Universal Dental observation
Teeth numbers may be required for dental activities of a prior request / claim. They are set in field Tooth no's which is visible only when the user selects Procedure Type = 6 – Dental code. If dental code requires teeth numbers, label Tooth no's becomes bold to indicate it is a mandatory field, otherwise, the label is regular.
The user can specify one or several teeth numbers from the list below separating them with comma. The numbers may not be repeated.
PRIMARY DENTITION | ||
Tooth name | Tooth no. | Supernumerary tooth no. |
Upper right second molar | A | AS |
Upper right first molar | B | BS |
Upper right canine | C | CS |
Upper right lateral incisor | D | DS |
Upper right central incisor | E | ES |
Upper left central incisor | F | FS |
Upper left lateral incisor | G | GS |
Upper left canine | H | HS |
Upper left first molar | I | IS |
Upper left second molar | J | JS |
Lower left second molar | K | KS |
Lower left first molar | L | LS |
Lower left canine | M | MS |
Lower left lateral incisor | N | NS |
Lower left central incisor | O | OS |
Lower right central incisor | P | PS |
Lower right lateral incisor | Q | QS |
Lower right canine | R | RS |
Lower right first molar | S | SS |
Lower right second molar | T | TS |
PERMANENT DENTITION | ||
Tooth name | Tooth no. | Supernumerary tooth no. |
Upper right third molar | 1 | 51 |
Upper right second molar | 2 | 52 |
Upper right first molar | 3 | 53 |
Upper right second premolar | 4 | 54 |
Upper right first premolar | 5 | 55 |
Upper right canine | 6 | 56 |
Upper right lateral incisor | 7 | 57 |
Upper right central incisor | 8 | 58 |
Upper left central incisor | 9 | 59 |
Upper left lateral incisor | 10 | 60 |
Upper left canine | 11 | 61 |
Upper left first premolar | 12 | 62 |
Upper left second premolar | 13 | 63 |
Upper left first molar | 14 | 64 |
Upper left second molar | 15 | 65 |
Upper left third molar | 16 | 66 |
Lower left third molar | 17 | 67 |
Lower left second molar | 18 | 68 |
Lower left first molar | 19 | 69 |
Lower left second premolar | 20 | 70 |
Lower left first premolar | 21 | 71 |
Lower left canine | 22 | 72 |
Lower left lateral incisor | 23 | 73 |
Lower left central incisor | 24 | 74 |
Lower right central incisor | 25 | 75 |
Lower right lateral incisor | 26 | 76 |
Lower right canine | 27 | 77 |
Lower right first premolar | 28 | 78 |
Lower right second premolar | 29 | 79 |
Lower right first molar | 30 | 80 |
Lower right second molar | 31 | 81 |
Lower right third molar | 32 | 82 |
Note: teeth numbers are saved in Observations part of the transaction sent to Post Office.
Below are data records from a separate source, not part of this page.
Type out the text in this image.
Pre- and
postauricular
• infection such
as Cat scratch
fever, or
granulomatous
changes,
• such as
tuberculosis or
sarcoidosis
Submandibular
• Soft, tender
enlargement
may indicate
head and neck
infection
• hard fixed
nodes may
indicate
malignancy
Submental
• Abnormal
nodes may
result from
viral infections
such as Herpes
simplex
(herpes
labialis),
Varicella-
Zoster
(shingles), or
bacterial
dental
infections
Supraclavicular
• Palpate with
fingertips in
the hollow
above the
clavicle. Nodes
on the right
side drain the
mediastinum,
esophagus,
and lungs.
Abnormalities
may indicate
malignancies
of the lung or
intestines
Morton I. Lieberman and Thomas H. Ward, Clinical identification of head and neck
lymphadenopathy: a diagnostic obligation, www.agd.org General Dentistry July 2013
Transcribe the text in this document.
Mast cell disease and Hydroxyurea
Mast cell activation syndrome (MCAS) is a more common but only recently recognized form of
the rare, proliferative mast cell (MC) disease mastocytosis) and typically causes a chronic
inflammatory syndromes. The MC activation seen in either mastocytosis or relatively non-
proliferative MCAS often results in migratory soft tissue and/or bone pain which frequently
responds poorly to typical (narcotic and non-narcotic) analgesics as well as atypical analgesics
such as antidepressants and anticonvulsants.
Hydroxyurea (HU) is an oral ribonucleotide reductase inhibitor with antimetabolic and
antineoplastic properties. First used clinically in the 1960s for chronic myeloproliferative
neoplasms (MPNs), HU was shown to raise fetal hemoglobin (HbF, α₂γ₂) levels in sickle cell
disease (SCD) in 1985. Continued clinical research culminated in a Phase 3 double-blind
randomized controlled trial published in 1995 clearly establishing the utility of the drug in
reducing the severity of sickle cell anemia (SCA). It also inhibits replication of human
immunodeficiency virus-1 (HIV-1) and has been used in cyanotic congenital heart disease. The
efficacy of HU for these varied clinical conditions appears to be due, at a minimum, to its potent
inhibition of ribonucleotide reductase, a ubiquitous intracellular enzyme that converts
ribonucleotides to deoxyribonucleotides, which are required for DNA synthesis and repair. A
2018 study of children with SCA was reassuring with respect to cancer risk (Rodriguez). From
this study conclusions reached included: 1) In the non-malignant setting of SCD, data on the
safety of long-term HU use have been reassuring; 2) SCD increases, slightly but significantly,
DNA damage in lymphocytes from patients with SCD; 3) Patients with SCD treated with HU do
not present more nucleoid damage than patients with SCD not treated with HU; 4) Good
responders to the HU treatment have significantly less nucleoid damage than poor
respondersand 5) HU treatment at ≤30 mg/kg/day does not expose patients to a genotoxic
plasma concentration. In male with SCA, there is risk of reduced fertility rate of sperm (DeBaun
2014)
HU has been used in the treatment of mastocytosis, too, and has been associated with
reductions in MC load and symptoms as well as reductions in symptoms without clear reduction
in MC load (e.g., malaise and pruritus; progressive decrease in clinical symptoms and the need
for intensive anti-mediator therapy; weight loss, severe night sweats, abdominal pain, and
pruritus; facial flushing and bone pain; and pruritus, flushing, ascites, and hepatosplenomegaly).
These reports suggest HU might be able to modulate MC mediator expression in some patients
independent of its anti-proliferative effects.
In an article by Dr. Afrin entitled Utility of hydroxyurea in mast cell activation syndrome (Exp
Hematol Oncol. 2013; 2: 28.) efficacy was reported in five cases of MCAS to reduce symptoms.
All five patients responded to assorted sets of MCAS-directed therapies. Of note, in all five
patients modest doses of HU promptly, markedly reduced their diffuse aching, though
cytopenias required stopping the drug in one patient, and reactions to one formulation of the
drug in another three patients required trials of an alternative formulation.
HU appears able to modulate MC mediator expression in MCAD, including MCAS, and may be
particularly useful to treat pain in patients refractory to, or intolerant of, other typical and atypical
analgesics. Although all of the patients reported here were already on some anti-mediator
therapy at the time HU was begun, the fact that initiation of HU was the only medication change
Step 1. Click New Prior Request .
Electronic Prior Request - Authorization form opens. Patient Details tab is active.
Step 2. Go to Procedure Details tab, set:
- Type = 6 – Dental code;
- Procedure = 23115.
Tooth no's field appears. The label is bold – at least one tooth number is required.
Step 3. Enter the necessary teeth with a comma: S,T.